Local Motors CEO John Rogers recently told Agence FrancePresse the technology for these buses is ready and the likes of Olli can start driving itself on public roads as soon as local laws allow it.
Rogers said Local Motors envisages hundreds of micro-factories where Ollis are 3D-printed around the world to fit local needs.
The Swiss bus is assembled using more conventional nuts and bolts, and initially only two buses will steer themselves through the town.
This pilot project, which is part of the Mobility Lab Sion Valais initiative, is an opportunity for EPFL researchers to test and improve their traffic and fleetmanagement algorithms.
The smart vehicles will be run by PostBus, Switzerland’s leading public bus operator.
They will carry up to 11 passengers at a time, at a maximum speed of 20 kilometres per hour.

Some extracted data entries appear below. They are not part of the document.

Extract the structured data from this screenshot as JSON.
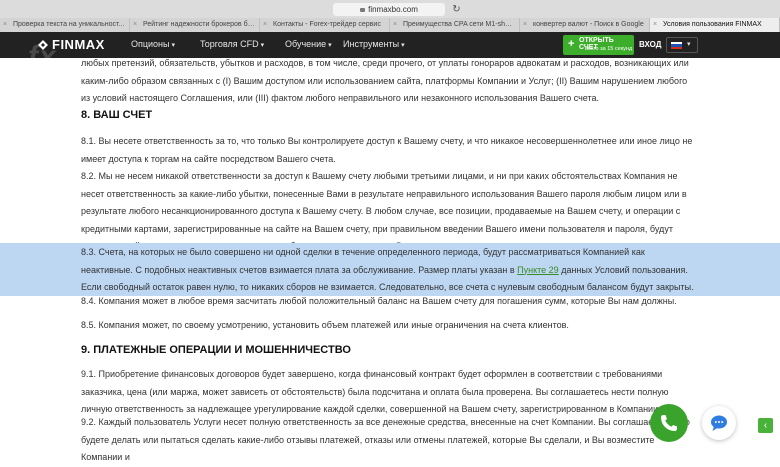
{
  "browser": {
    "url": "finmaxbo.com",
    "tabs": [
      {
        "label": "Проверка текста на уникальност..."
      },
      {
        "label": "Рейтинг надежности брокеров би..."
      },
      {
        "label": "Контакты - Forex-трейдер сервис"
      },
      {
        "label": "Преимущества CPA сети M1-shop..."
      },
      {
        "label": "конвертер валют - Поиск в Google"
      },
      {
        "label": "Условия пользования FINMAX"
      }
    ],
    "active_tab": 5
  },
  "nav": {
    "logo": "FINMAX",
    "watermark": "fx",
    "menu": [
      {
        "label": "Опционы"
      },
      {
        "label": "Торговля CFD"
      },
      {
        "label": "Обучение"
      },
      {
        "label": "Инструменты"
      }
    ],
    "open_account": {
      "line1": "ОТКРЫТЬ СЧЕТ",
      "line2": "всего за 15 секунд"
    },
    "login": "ВХОД",
    "colors": {
      "bar": "#222222",
      "accent": "#3dae2b"
    }
  },
  "content": {
    "p_intro": "любых претензий, обязательств, убытков и расходов, в том числе, среди прочего, от уплаты гонораров адвокатам и расходов, возникающих или каким-либо образом связанных с (I) Вашим доступом или использованием сайта, платформы Компании и Услуг; (II) Вашим нарушением любого из условий настоящего Соглашения, или (III) фактом любого неправильного или незаконного использования Вашего счета.",
    "h8": "8. ВАШ СЧЕТ",
    "p81": "8.1. Вы несете ответственность за то, что только Вы контролируете доступ к Вашему счету, и что никакое несовершеннолетнее или иное лицо не имеет доступа к торгам на сайте посредством Вашего счета.",
    "p82": "8.2. Мы не несем никакой ответственности за доступ к Вашему счету любыми третьими лицами, и ни при каких обстоятельствах Компания не несет ответственность за какие-либо убытки, понесенные Вами в результате неправильного использования Вашего пароля любым лицом или в результате любого несанкционированного доступа к Вашему счету. В любом случае, все позиции, продаваемые на Вашем счету, и операции с кредитными картами, зарегистрированные на сайте на Вашем счету, при правильном введении Вашего имени пользователя и пароля, будут считаться действительными, независимо от того, были они уполномочены Вами или нет.",
    "p83_before": "8.3. Счета, на которых не было совершено ни одной сделки в течение определенного периода, будут рассматриваться Компанией как неактивные. С подобных неактивных счетов взимается плата за обслуживание. Размер платы указан в ",
    "p83_link": "Пункте 29",
    "p83_after": " данных Условий пользования. Если свободный остаток равен нулю, то никаких сборов не взимается. Следовательно, все счета с нулевым свободным балансом будут закрыты.",
    "p84": "8.4. Компания может в любое время засчитать любой положительный баланс на Вашем счету для погашения сумм, которые Вы нам должны.",
    "p85": "8.5. Компания может, по своему усмотрению, установить объем платежей или иные ограничения на счета клиентов.",
    "h9": "9. ПЛАТЕЖНЫЕ ОПЕРАЦИИ И МОШЕННИЧЕСТВО",
    "p91": "9.1. Приобретение финансовых договоров будет завершено, когда финансовый контракт будет оформлен в соответствии с требованиями заказчика, цена (или маржа, может зависеть от обстоятельств) была подсчитана и оплата была проверена. Вы соглашаетесь нести полную личную ответственность за надлежащее урегулирование каждой сделки, совершенной на Вашем счету, зарегистрированном в Компании.",
    "p92": "9.2. Каждый пользователь Услуги несет полную ответственность за все денежные средства, внесенные на счет Компании. Вы соглашаетесь, что будете делать или пытаться сделать какие-либо отзывы платежей, отказы или отмены платежей, которые Вы сделали, и Вы возместите Компании и",
    "highlight_color": "#bdd7f3"
  },
  "widgets": {
    "phone": "phone-icon",
    "chat": "chat-bubble-icon",
    "side": "chevron-left-icon"
  }
}
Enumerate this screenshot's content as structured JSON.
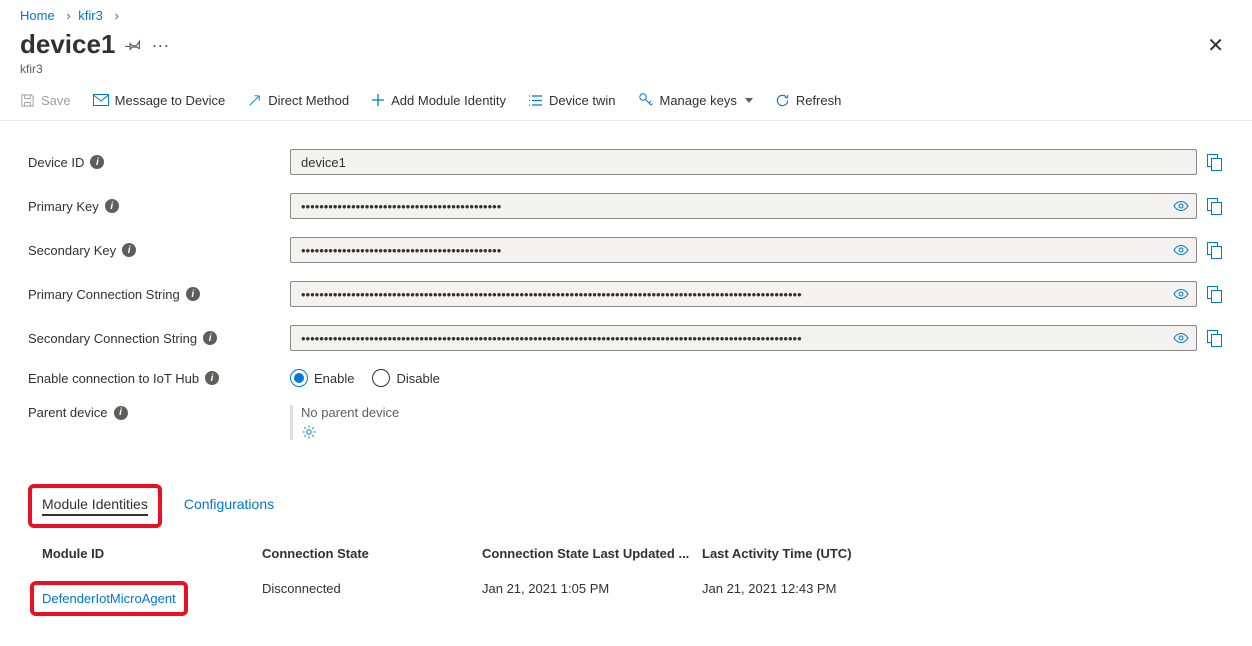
{
  "breadcrumb": {
    "home": "Home",
    "hub": "kfir3"
  },
  "header": {
    "title": "device1",
    "subtitle": "kfir3"
  },
  "commands": {
    "save": "Save",
    "message": "Message to Device",
    "direct": "Direct Method",
    "addModule": "Add Module Identity",
    "deviceTwin": "Device twin",
    "manageKeys": "Manage keys",
    "refresh": "Refresh"
  },
  "labels": {
    "deviceId": "Device ID",
    "primaryKey": "Primary Key",
    "secondaryKey": "Secondary Key",
    "primaryConn": "Primary Connection String",
    "secondaryConn": "Secondary Connection String",
    "enableConn": "Enable connection to IoT Hub",
    "parentDevice": "Parent device"
  },
  "fields": {
    "deviceId": "device1",
    "primaryKey": "••••••••••••••••••••••••••••••••••••••••••••",
    "secondaryKey": "••••••••••••••••••••••••••••••••••••••••••••",
    "primaryConn": "••••••••••••••••••••••••••••••••••••••••••••••••••••••••••••••••••••••••••••••••••••••••••••••••••••••••••••••",
    "secondaryConn": "••••••••••••••••••••••••••••••••••••••••••••••••••••••••••••••••••••••••••••••••••••••••••••••••••••••••••••••"
  },
  "radioOptions": {
    "enable": "Enable",
    "disable": "Disable",
    "selected": "enable"
  },
  "parent": {
    "none": "No parent device"
  },
  "tabs": {
    "moduleIdentities": "Module Identities",
    "configurations": "Configurations"
  },
  "table": {
    "headers": {
      "moduleId": "Module ID",
      "connState": "Connection State",
      "connUpdated": "Connection State Last Updated ...",
      "lastActivity": "Last Activity Time (UTC)"
    },
    "rows": [
      {
        "moduleId": "DefenderIotMicroAgent",
        "connState": "Disconnected",
        "connUpdated": "Jan 21, 2021 1:05 PM",
        "lastActivity": "Jan 21, 2021 12:43 PM"
      }
    ]
  },
  "colors": {
    "accent": "#0078d4",
    "highlight": "#e81123"
  }
}
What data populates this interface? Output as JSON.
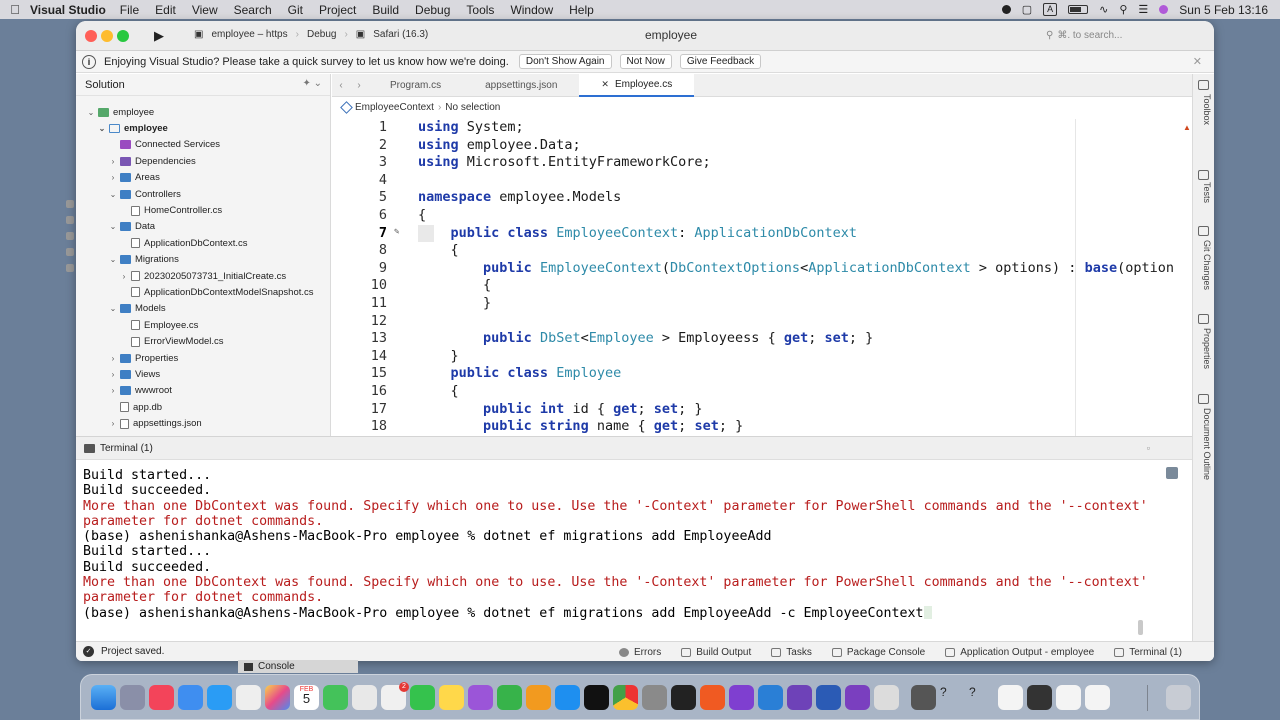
{
  "menubar": {
    "app_name": "Visual Studio",
    "items": [
      "File",
      "Edit",
      "View",
      "Search",
      "Git",
      "Project",
      "Build",
      "Debug",
      "Tools",
      "Window",
      "Help"
    ],
    "input_source": "A",
    "datetime": "Sun 5 Feb  13:16"
  },
  "titlebar": {
    "run_target": "employee – https",
    "configuration": "Debug",
    "device": "Safari (16.3)",
    "window_title": "employee",
    "search_placeholder": "⌘. to search..."
  },
  "infobar": {
    "message": "Enjoying Visual Studio? Please take a quick survey to let us know how we're doing.",
    "buttons": [
      "Don't Show Again",
      "Not Now",
      "Give Feedback"
    ]
  },
  "solution": {
    "title": "Solution",
    "tree": [
      {
        "label": "employee",
        "depth": 0,
        "icon": "sln",
        "chevron": "down",
        "bold": false
      },
      {
        "label": "employee",
        "depth": 1,
        "icon": "prj",
        "chevron": "down",
        "bold": true
      },
      {
        "label": "Connected Services",
        "depth": 2,
        "icon": "svc",
        "chevron": "",
        "bold": false
      },
      {
        "label": "Dependencies",
        "depth": 2,
        "icon": "proj",
        "chevron": "right",
        "bold": false
      },
      {
        "label": "Areas",
        "depth": 2,
        "icon": "folder",
        "chevron": "right",
        "bold": false
      },
      {
        "label": "Controllers",
        "depth": 2,
        "icon": "folder",
        "chevron": "down",
        "bold": false
      },
      {
        "label": "HomeController.cs",
        "depth": 3,
        "icon": "file",
        "chevron": "",
        "bold": false
      },
      {
        "label": "Data",
        "depth": 2,
        "icon": "folder",
        "chevron": "down",
        "bold": false
      },
      {
        "label": "ApplicationDbContext.cs",
        "depth": 3,
        "icon": "file",
        "chevron": "",
        "bold": false
      },
      {
        "label": "Migrations",
        "depth": 2,
        "icon": "folder",
        "chevron": "down",
        "bold": false
      },
      {
        "label": "20230205073731_InitialCreate.cs",
        "depth": 3,
        "icon": "file",
        "chevron": "right",
        "bold": false
      },
      {
        "label": "ApplicationDbContextModelSnapshot.cs",
        "depth": 3,
        "icon": "file",
        "chevron": "",
        "bold": false
      },
      {
        "label": "Models",
        "depth": 2,
        "icon": "folder",
        "chevron": "down",
        "bold": false
      },
      {
        "label": "Employee.cs",
        "depth": 3,
        "icon": "file",
        "chevron": "",
        "bold": false
      },
      {
        "label": "ErrorViewModel.cs",
        "depth": 3,
        "icon": "file",
        "chevron": "",
        "bold": false
      },
      {
        "label": "Properties",
        "depth": 2,
        "icon": "folder",
        "chevron": "right",
        "bold": false
      },
      {
        "label": "Views",
        "depth": 2,
        "icon": "folder",
        "chevron": "right",
        "bold": false
      },
      {
        "label": "wwwroot",
        "depth": 2,
        "icon": "folder",
        "chevron": "right",
        "bold": false
      },
      {
        "label": "app.db",
        "depth": 2,
        "icon": "file",
        "chevron": "",
        "bold": false
      },
      {
        "label": "appsettings.json",
        "depth": 2,
        "icon": "file",
        "chevron": "right",
        "bold": false
      }
    ]
  },
  "editor": {
    "tabs": [
      {
        "label": "Program.cs",
        "active": false
      },
      {
        "label": "appsettings.json",
        "active": false
      },
      {
        "label": "Employee.cs",
        "active": true
      }
    ],
    "breadcrumb": [
      "EmployeeContext",
      "No selection"
    ],
    "current_line": 7,
    "lines": [
      {
        "n": 1,
        "tokens": [
          [
            "kw",
            "using"
          ],
          [
            "",
            "System;"
          ]
        ]
      },
      {
        "n": 2,
        "tokens": [
          [
            "kw",
            "using"
          ],
          [
            "",
            "employee.Data;"
          ]
        ]
      },
      {
        "n": 3,
        "tokens": [
          [
            "kw",
            "using"
          ],
          [
            "",
            "Microsoft.EntityFrameworkCore;"
          ]
        ]
      },
      {
        "n": 4,
        "tokens": []
      },
      {
        "n": 5,
        "tokens": [
          [
            "kw",
            "namespace"
          ],
          [
            "",
            "employee.Models"
          ]
        ]
      },
      {
        "n": 6,
        "tokens": [
          [
            "",
            "{"
          ]
        ]
      },
      {
        "n": 7,
        "tokens": [
          [
            "",
            "    "
          ],
          [
            "kw",
            "public class"
          ],
          [
            "ty",
            "EmployeeContext"
          ],
          [
            "",
            ":"
          ],
          [
            "ty",
            "ApplicationDbContext"
          ]
        ]
      },
      {
        "n": 8,
        "tokens": [
          [
            "",
            "    {"
          ]
        ]
      },
      {
        "n": 9,
        "tokens": [
          [
            "",
            "        "
          ],
          [
            "kw",
            "public"
          ],
          [
            "ty",
            "EmployeeContext"
          ],
          [
            "",
            "("
          ],
          [
            "ty",
            "DbContextOptions"
          ],
          [
            "",
            "<"
          ],
          [
            "ty",
            "ApplicationDbContext"
          ],
          [
            "",
            "> options) :"
          ],
          [
            "kw",
            "base"
          ],
          [
            "",
            "(option"
          ]
        ]
      },
      {
        "n": 10,
        "tokens": [
          [
            "",
            "        {"
          ]
        ]
      },
      {
        "n": 11,
        "tokens": [
          [
            "",
            "        }"
          ]
        ]
      },
      {
        "n": 12,
        "tokens": []
      },
      {
        "n": 13,
        "tokens": [
          [
            "",
            "        "
          ],
          [
            "kw",
            "public"
          ],
          [
            "ty",
            "DbSet"
          ],
          [
            "",
            "<"
          ],
          [
            "ty",
            "Employee"
          ],
          [
            "",
            "> Employeess {"
          ],
          [
            "kw",
            "get"
          ],
          [
            "",
            ";"
          ],
          [
            "kw",
            "set"
          ],
          [
            "",
            "; }"
          ]
        ]
      },
      {
        "n": 14,
        "tokens": [
          [
            "",
            "    }"
          ]
        ]
      },
      {
        "n": 15,
        "tokens": [
          [
            "",
            "    "
          ],
          [
            "kw",
            "public class"
          ],
          [
            "ty",
            "Employee"
          ]
        ]
      },
      {
        "n": 16,
        "tokens": [
          [
            "",
            "    {"
          ]
        ]
      },
      {
        "n": 17,
        "tokens": [
          [
            "",
            "        "
          ],
          [
            "kw",
            "public int"
          ],
          [
            "",
            "id {"
          ],
          [
            "kw",
            "get"
          ],
          [
            "",
            ";"
          ],
          [
            "kw",
            "set"
          ],
          [
            "",
            "; }"
          ]
        ]
      },
      {
        "n": 18,
        "tokens": [
          [
            "",
            "        "
          ],
          [
            "kw",
            "public string"
          ],
          [
            "",
            "name {"
          ],
          [
            "kw",
            "get"
          ],
          [
            "",
            ";"
          ],
          [
            "kw",
            "set"
          ],
          [
            "",
            "; }"
          ]
        ]
      }
    ]
  },
  "right_toolbox": [
    "Toolbox",
    "Tests",
    "Git Changes",
    "Properties",
    "Document Outline"
  ],
  "terminal": {
    "title": "Terminal (1)",
    "lines": [
      {
        "text": "Build started...",
        "error": false
      },
      {
        "text": "Build succeeded.",
        "error": false
      },
      {
        "text": "More than one DbContext was found. Specify which one to use. Use the '-Context' parameter for PowerShell commands and the '--context'",
        "error": true
      },
      {
        "text": "parameter for dotnet commands.",
        "error": true
      },
      {
        "text": "(base) ashenishanka@Ashens-MacBook-Pro employee % dotnet ef migrations add EmployeeAdd",
        "error": false
      },
      {
        "text": "Build started...",
        "error": false
      },
      {
        "text": "Build succeeded.",
        "error": false
      },
      {
        "text": "More than one DbContext was found. Specify which one to use. Use the '-Context' parameter for PowerShell commands and the '--context'",
        "error": true
      },
      {
        "text": "parameter for dotnet commands.",
        "error": true
      },
      {
        "text": "(base) ashenishanka@Ashens-MacBook-Pro employee % dotnet ef migrations add EmployeeAdd -c EmployeeContext",
        "error": false,
        "cursor": true
      }
    ]
  },
  "statusbar": {
    "message": "Project saved.",
    "items": [
      "Errors",
      "Build Output",
      "Tasks",
      "Package Console",
      "Application Output - employee",
      "Terminal (1)"
    ]
  },
  "console_label": "Console",
  "dock": {
    "calendar_month": "FEB",
    "calendar_day": "5",
    "badge": "2"
  }
}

Like the giant autonomous trucks that have been operating for years in Rio Tinto’s mines in Australia, a remote operator monitors and controls the vehicle using a software program developed by the EPFL startup BestMile.
All the pilot Englanf trips will be for mahala.
The Swiss Federal Roads Office and the Valais Roads Service carefully analysed both technical and legal considerations before green-lighting the tests. But the electric vehicles had to be brought up to spec first. This included installing air conditioning, a second battery, an access ramp for people with reduced mobility and a windshield wiper for the front window.
The researchers from EPFL’s Urban Transport Systems Laboratory said in a statement their challenge was to develop a fleetmanagement system that could handle the many situations that autonomous vehicles could encounter.
The vehicles must also be able to communicate with each other and with others on the road so that they can adjust their speed as necessary and respect the right-of-way.
The two-year project is supported by the Commission for Technology and Innovation (CTI). It will include a reliable system for managing the specific needs of passengers, such as ondemand service, booking a ride in advance and offering flexible routes. The algorithms will have to be able to manage these tasks in real time, without sacrificing safety or cost efficiency. Once ready, the algorithms will be incorporated in the central fleetmanagement system.
Future city traffic will be made safer and less congested by autonomous buses like the Englanf Swiss bus (top left), the Navia in Singapore (bottom left); the Olli that talks back in the U.S (top right) and the EZ10 in California.